Viewed by former Pixar head John Lasseter in Japan, it inspired the company to do their own version with characters from the first entirely computer-animated feature film, Toy Story (1995), and its sequels. Several versions of their zoetrope toured the world, appearing in museums and some of Disney’s own theme parks. “It’s a very simple mechanism,” said Oscar-winning director Pete Docter (Up, Monsters Inc). “It’s a very simple idea, but somehow seeing it come to life right in front of you is really fantastic.”
Perhaps strangely, given its legacy among animation houses and children’s toy manufacturers, the zoetrope has also featured prominently in horror cinema. In the remake of House On Haunted Hill (1999) – based on the 1959 film of the same name – Geoffrey Rush’s amusement park mogul Steven H. Price is locked inside a giant zoetrope, which was used to treat patients inside the haunted mansion. He becomes tortured by horrific visions that play inside the chamber-like structure, with those images somewhat mimicking the real look of a zoetrope.

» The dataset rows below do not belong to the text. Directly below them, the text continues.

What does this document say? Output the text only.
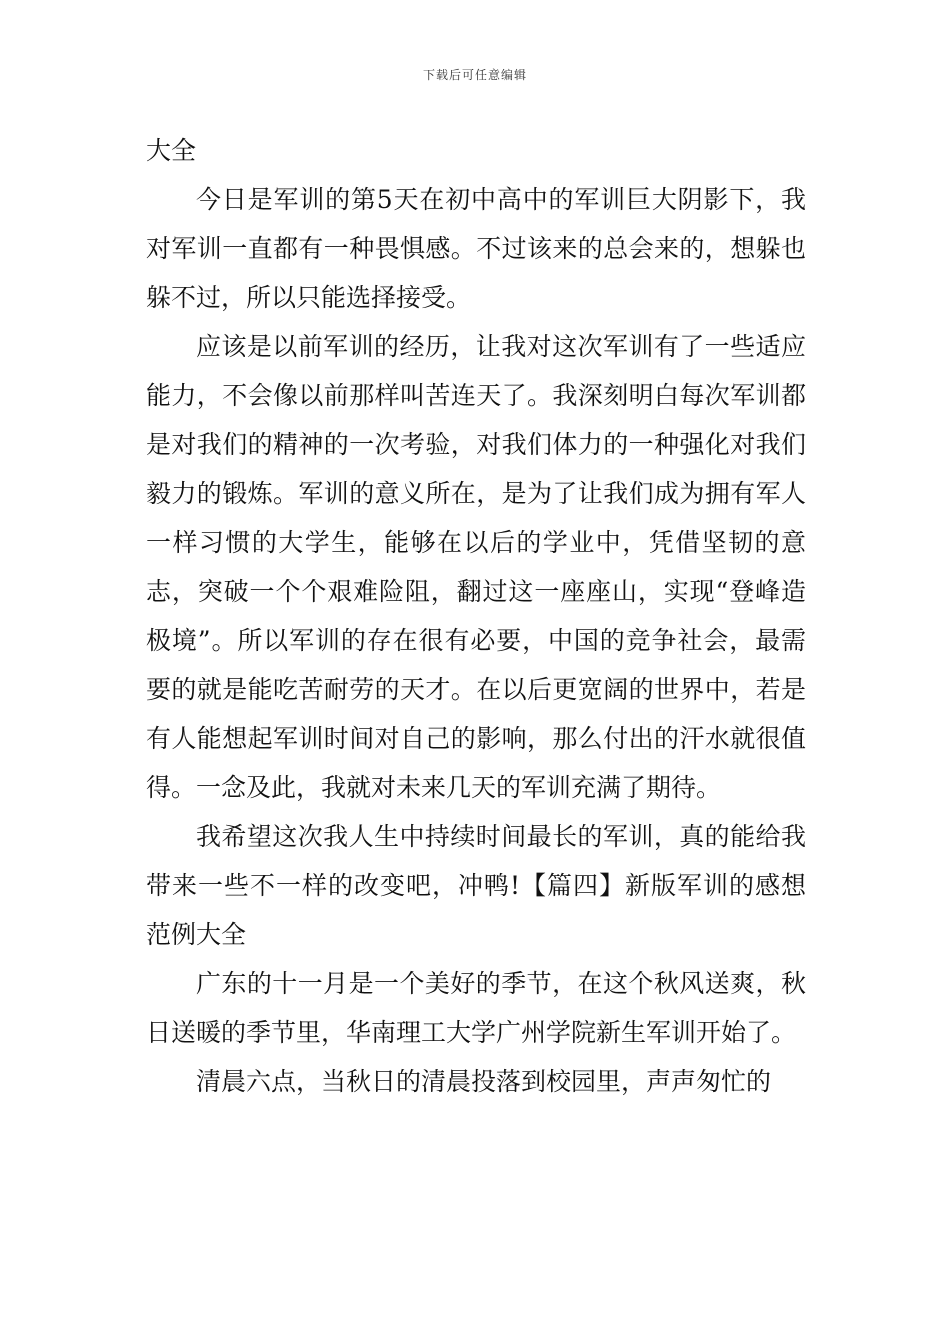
下载后可任意编辑

大全

今日是军训的第5天在初中高中的军训巨大阴影下，我对军训一直都有一种畏惧感。不过该来的总会来的，想躲也躲不过，所以只能选择接受。

应该是以前军训的经历，让我对这次军训有了一些适应能力，不会像以前那样叫苦连天了。我深刻明白每次军训都是对我们的精神的一次考验，对我们体力的一种强化对我们毅力的锻炼。军训的意义所在，是为了让我们成为拥有军人一样习惯的大学生，能够在以后的学业中，凭借坚韧的意志，突破一个个艰难险阻，翻过这一座座山，实现“登峰造极境”。所以军训的存在很有必要，中国的竞争社会，最需要的就是能吃苦耐劳的天才。在以后更宽阔的世界中，若是有人能想起军训时间对自己的影响，那么付出的汗水就很值得。一念及此，我就对未来几天的军训充满了期待。

我希望这次我人生中持续时间最长的军训，真的能给我带来一些不一样的改变吧，冲鸭!【篇四】新版军训的感想范例大全

广东的十一月是一个美好的季节，在这个秋风送爽，秋日送暖的季节里，华南理工大学广州学院新生军训开始了。

清晨六点，当秋日的清晨投落到校园里，声声匆忙的
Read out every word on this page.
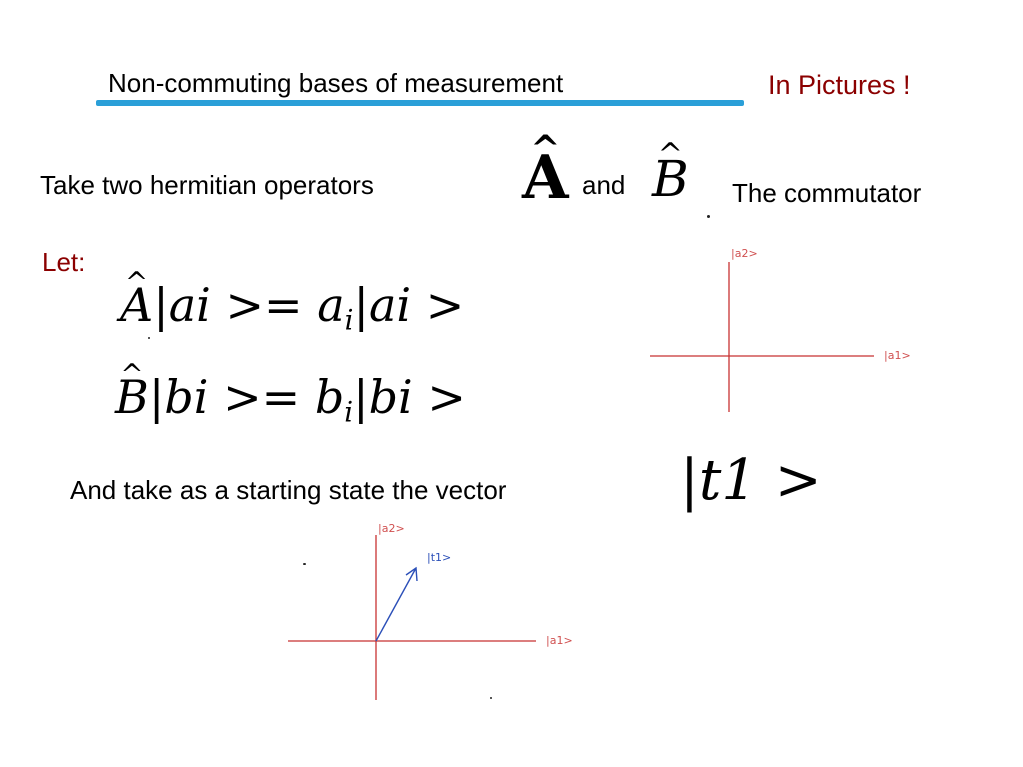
Non-commuting bases of measurement	In Pictures !
Take two hermitian operators ^ A and ^ B The commutator
Let:
^ $A|ai >= a_i|ai$ >
^ $B|bi >= b_i|bi$ >
|a2>
|a1>
And take as a starting state the vector	|t1 >
|a2>
|t1>
|a1>
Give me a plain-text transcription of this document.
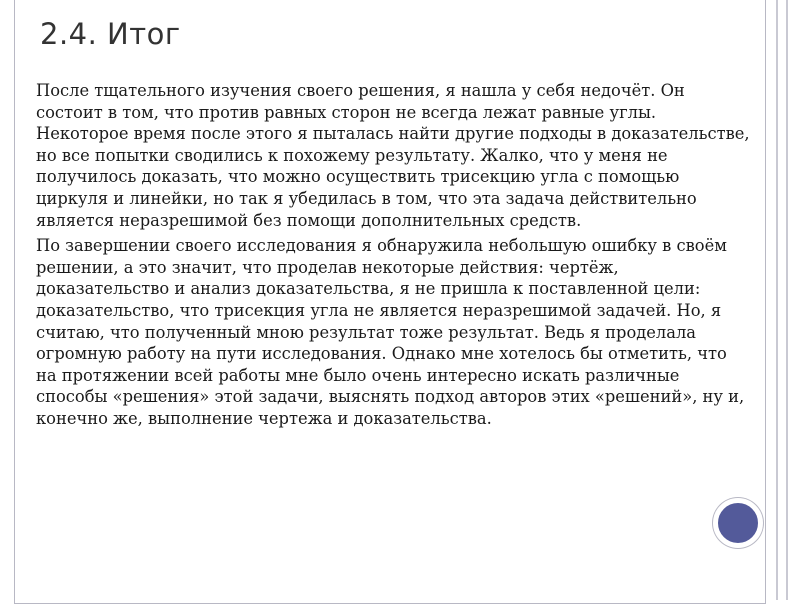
2.4. Итог

После тщательного изучения своего решения, я нашла у себя недочёт. Он состоит в том, что против равных сторон не всегда лежат равные углы. Некоторое время после этого я пыталась найти другие подходы в доказательстве, но все попытки сводились к похожему результату. Жалко, что у меня не получилось доказать, что можно осуществить трисекцию угла с помощью циркуля и линейки, но так я убедилась в том, что эта задача действительно является неразрешимой без помощи дополнительных средств.

По завершении своего исследования я обнаружила небольшую ошибку в своём решении, а это значит, что проделав некоторые действия: чертёж, доказательство и анализ доказательства, я не пришла к поставленной цели: доказательство, что трисекция угла не является неразрешимой задачей. Но, я считаю, что полученный мною результат тоже результат. Ведь я проделала огромную работу на пути исследования. Однако мне хотелось бы отметить, что на протяжении всей работы мне было очень интересно искать различные способы «решения» этой задачи, выяснять подход авторов этих «решений», ну и, конечно же, выполнение чертежа и доказательства.
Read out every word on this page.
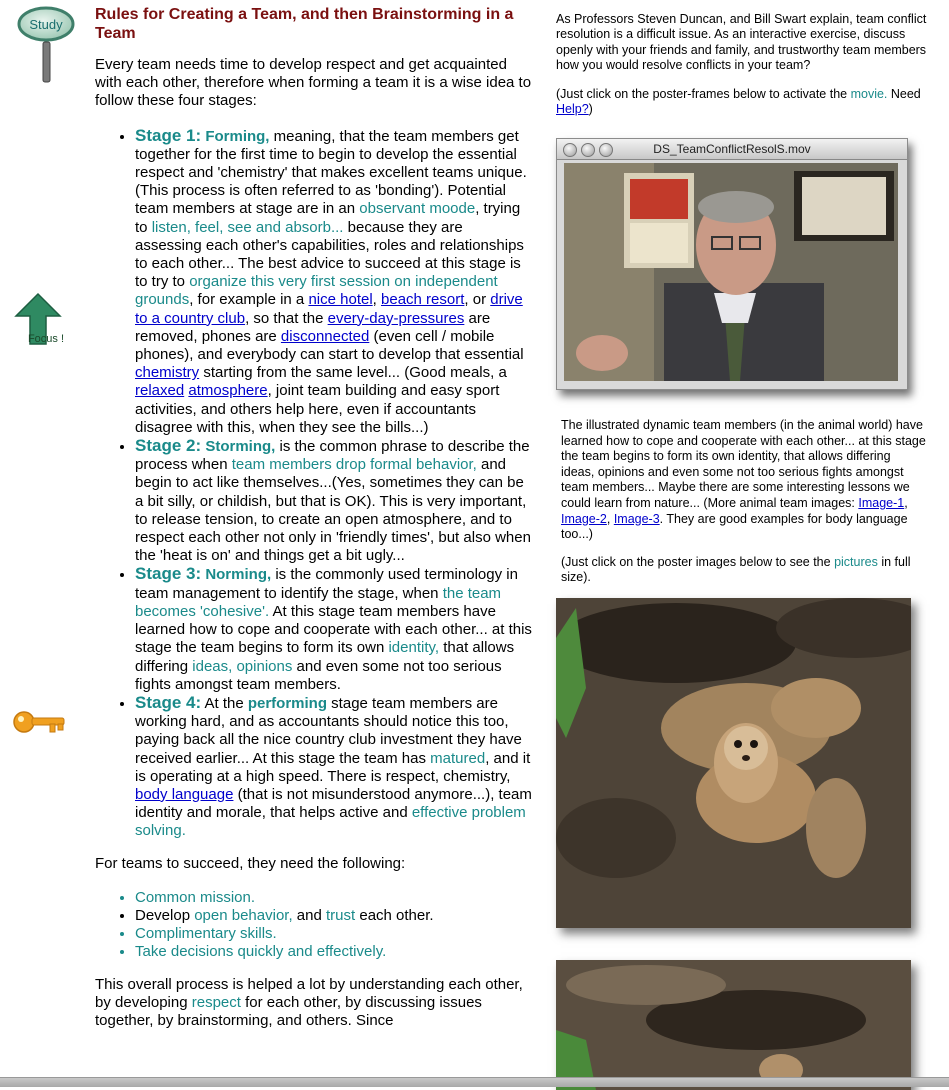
Study
Focus !
Rules for Creating a Team, and then Brainstorming in a Team

Every team needs time to develop respect and get acquainted with each other, therefore when forming a team it is a wise idea to follow these four stages:

• Stage 1: Forming, meaning, that the team members get together for the first time to begin to develop the essential respect and 'chemistry' that makes excellent teams unique. (This process is often referred to as 'bonding'). Potential team members at stage are in an observant moode, trying to listen, feel, see and absorb... because they are assessing each other's capabilities, roles and relationships to each other... The best advice to succeed at this stage is to try to organize this very first session on independent grounds, for example in a nice hotel, beach resort, or drive to a country club, so that the every-day-pressures are removed, phones are disconnected (even cell / mobile phones), and everybody can start to develop that essential chemistry starting from the same level... (Good meals, a relaxed atmosphere, joint team building and easy sport activities, and others help here, even if accountants disagree with this, when they see the bills...)
• Stage 2: Storming, is the common phrase to describe the process when team members drop formal behavior, and begin to act like themselves...(Yes, sometimes they can be a bit silly, or childish, but that is OK). This is very important, to release tension, to create an open atmosphere, and to respect each other not only in 'friendly times', but also when the 'heat is on' and things get a bit ugly...
• Stage 3: Norming, is the commonly used terminology in team management to identify the stage, when the team becomes 'cohesive'. At this stage team members have learned how to cope and cooperate with each other... at this stage the team begins to form its own identity, that allows differing ideas, opinions and even some not too serious fights amongst team members.
• Stage 4: At the performing stage team members are working hard, and as accountants should notice this too, paying back all the nice country club investment they have received earlier... At this stage the team has matured, and it is operating at a high speed. There is respect, chemistry, body language (that is not misunderstood anymore...), team identity and morale, that helps active and effective problem solving.

For teams to succeed, they need the following:

• Common mission.
• Develop open behavior, and trust each other.
• Complimentary skills.
• Take decisions quickly and effectively.

This overall process is helped a lot by understanding each other, by developing respect for each other, by discussing issues together, by brainstorming, and others. Since

As Professors Steven Duncan, and Bill Swart explain, team conflict resolution is a difficult issue. As an interactive exercise, discuss openly with your friends and family, and trustworthy team members how you would resolve conflicts in your team?

(Just click on the poster-frames below to activate the movie. Need Help?)

DS_TeamConflictResolS.mov

The illustrated dynamic team members (in the animal world) have learned how to cope and cooperate with each other... at this stage the team begins to form its own identity, that allows differing ideas, opinions and even some not too serious fights amongst team members... Maybe there are some interesting lessons we could learn from nature... (More animal team images: Image-1, Image-2, Image-3. They are good examples for body language too...)

(Just click on the poster images below to see the pictures in full size).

Most well-known, however, is a scene in The Conjuring 2 (2016) written and directed by Australian filmmaker James Wan. During a possession in an English manor, paranormal investigator Ed Warren (Patrick Wilson) finds a zoetrope playing on its own in a darkened room – always a foreboding sign. As he leans forward to glimpse the figure of a man marching with an umbrella in hand, the illustrated character disappears as the zoetrope continues to spin before a demon known as The Crooked Man lunges forward from behind the machine. It’s just one of several occasions where significant devices from film history have been used in The Conjuring Universe films, including Annabelle Comes Homes (2019) which involved a scare with a type of rotating magic lantern that mimicked pre-film animation devices and was repackaged by toy companies, proving popular with children in the 70s.
Luckily for our visitors, our Victorian-era optical toys aren't haunted.